I’m working on my first car in a long time. It’s a Revell '68 VW.
Won’t be long 'til gluing the fiddly ‘chome’ bits, lights, and windows to finished body. So for windows I’m not worried, a clear acrylic or Stauffer’s favorite UV glue.
How about the chrome stuff? If I scrape and use styrene glue (Tamiya thin or regular), I’m sure to scratch the body by mistake or end up with glue overflow. Would a clear glue be appropriate here too?
When I was building my Mack that was the same question I was asking myself when it came to attaching the badges. In the end I have used the good old white glue. It holds surprisingly well and I could wipe the excess away completely with damp tissue.
It turns out I have no close-up on that, but I mean the mack inscription and the superliner logo on the hood:
For the stuff that you have a hole in the body (like the door handle) I would still use a small amount of CA. Good luck with your build and have a nice day
I use it too. White glue in small amounts dries clear, and the small mass of PE means there is little inertial force on it, so you don’t need a strong glue.
I have run into this issue and for my next build, I am considering drilling little holes in the body and then attaching small mounting rods to the parts. This way, the parts will be more securely mounted and gluing will not be as touchy. The side mirrors on my Revell '68 Mustang GT 2’n1 are glued right to the body and they fall off if anything brushes against them. If I were to build this kit again, I would definitely drill some holes in the body, glue some mounting rods to the mirrors, and rest assured that they would be stable and solid. Regarding paint scraping - prior to painting, I put tiny pieces of tape on the body over the areas to be glued. This eliminates the need for paint scraping and provides a nice little gluing surface. Just be sure the tape is in the right place… Cheers!

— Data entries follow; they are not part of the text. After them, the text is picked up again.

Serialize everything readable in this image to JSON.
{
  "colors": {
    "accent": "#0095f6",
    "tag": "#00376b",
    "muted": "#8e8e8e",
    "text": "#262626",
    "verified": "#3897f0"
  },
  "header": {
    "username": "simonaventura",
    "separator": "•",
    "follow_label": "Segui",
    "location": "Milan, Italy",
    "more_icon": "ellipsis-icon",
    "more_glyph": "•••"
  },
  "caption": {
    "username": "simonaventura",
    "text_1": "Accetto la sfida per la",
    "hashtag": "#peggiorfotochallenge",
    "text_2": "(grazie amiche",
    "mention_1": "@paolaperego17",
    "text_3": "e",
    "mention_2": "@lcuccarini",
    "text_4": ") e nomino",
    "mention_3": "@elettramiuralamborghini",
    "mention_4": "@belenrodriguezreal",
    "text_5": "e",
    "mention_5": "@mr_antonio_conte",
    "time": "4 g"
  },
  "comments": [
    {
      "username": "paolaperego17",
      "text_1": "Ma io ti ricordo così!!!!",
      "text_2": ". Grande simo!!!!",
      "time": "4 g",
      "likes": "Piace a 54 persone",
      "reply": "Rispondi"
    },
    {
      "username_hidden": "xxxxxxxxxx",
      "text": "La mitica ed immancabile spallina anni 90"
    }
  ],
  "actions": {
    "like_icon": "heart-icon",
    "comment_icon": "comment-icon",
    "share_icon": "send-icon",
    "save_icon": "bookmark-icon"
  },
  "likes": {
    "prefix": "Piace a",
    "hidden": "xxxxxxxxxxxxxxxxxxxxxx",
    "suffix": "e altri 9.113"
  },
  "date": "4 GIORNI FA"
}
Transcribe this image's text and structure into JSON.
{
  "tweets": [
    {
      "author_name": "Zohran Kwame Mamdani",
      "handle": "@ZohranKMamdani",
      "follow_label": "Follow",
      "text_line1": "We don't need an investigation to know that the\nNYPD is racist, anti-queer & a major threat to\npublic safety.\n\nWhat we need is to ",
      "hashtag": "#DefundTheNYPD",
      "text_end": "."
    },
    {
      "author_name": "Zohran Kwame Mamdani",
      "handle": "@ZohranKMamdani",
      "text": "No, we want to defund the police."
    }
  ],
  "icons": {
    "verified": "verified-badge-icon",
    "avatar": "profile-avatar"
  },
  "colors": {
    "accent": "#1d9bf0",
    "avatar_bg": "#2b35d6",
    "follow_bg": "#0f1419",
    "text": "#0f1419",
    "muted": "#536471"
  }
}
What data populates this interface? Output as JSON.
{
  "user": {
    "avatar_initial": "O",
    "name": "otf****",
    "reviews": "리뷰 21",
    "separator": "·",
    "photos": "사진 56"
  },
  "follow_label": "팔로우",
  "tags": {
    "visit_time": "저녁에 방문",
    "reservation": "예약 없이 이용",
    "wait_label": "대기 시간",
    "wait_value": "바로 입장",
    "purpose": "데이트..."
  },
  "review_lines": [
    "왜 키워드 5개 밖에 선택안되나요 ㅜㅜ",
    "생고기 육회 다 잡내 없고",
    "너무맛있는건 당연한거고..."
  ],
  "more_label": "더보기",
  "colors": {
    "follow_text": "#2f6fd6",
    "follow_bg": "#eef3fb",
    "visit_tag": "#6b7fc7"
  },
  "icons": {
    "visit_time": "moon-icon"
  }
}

Crazy me bought some automobiles, and eventually, I’ll run into this problem. My plan is to use Gator Glue to attach these parts. Stronger than white glue, yet still water soluble. Hopefully, it will work. Granted it’s worked well for PE. Hope this helps.
Now we have the Molotow pens I carefully leave chrome additions to the end of the builds.
But I also have a small tin of clear gloss, Humbrol or Revell and attach small items with a small brush. Place a spot of gloss onto the paintwork and add the part, as it’s a clear gloss it doesn’t show!
I use C/A on the small car parts , I bought a really good Tamiya curved tweezer just for this (the placing of the small parts). A pinhead of C/A will work.
Just practice dry fit first. I usually will dip any windows in Future then use C/A.
Luckily on the expensive Tamiya Ferrari models I have been building the large windows just click into place, so no Future or glue on the windshields, just finish polish to get them like glass.
John and Pat, I’m so sorry I missed your posts earlier. Thank you both for your great tips!
BTW, John, that Lotus ford formula 1 is one of my all time favorites. I fell in love with that green first time I saw it as a kid, I think. I spent my life calling it “Lotus Green” until, I think it was on here somebody corrected me. British Racing Green.
Pat, CA scares me, but in this case I think it makes sense. Thanks for sharing your method with me.
Testors clear cement works well. I’ve also used Future floor wax and slightly thinned white glue.
Epoxy works well, but is FAR less forgiving if you get it where you don’t want it to be.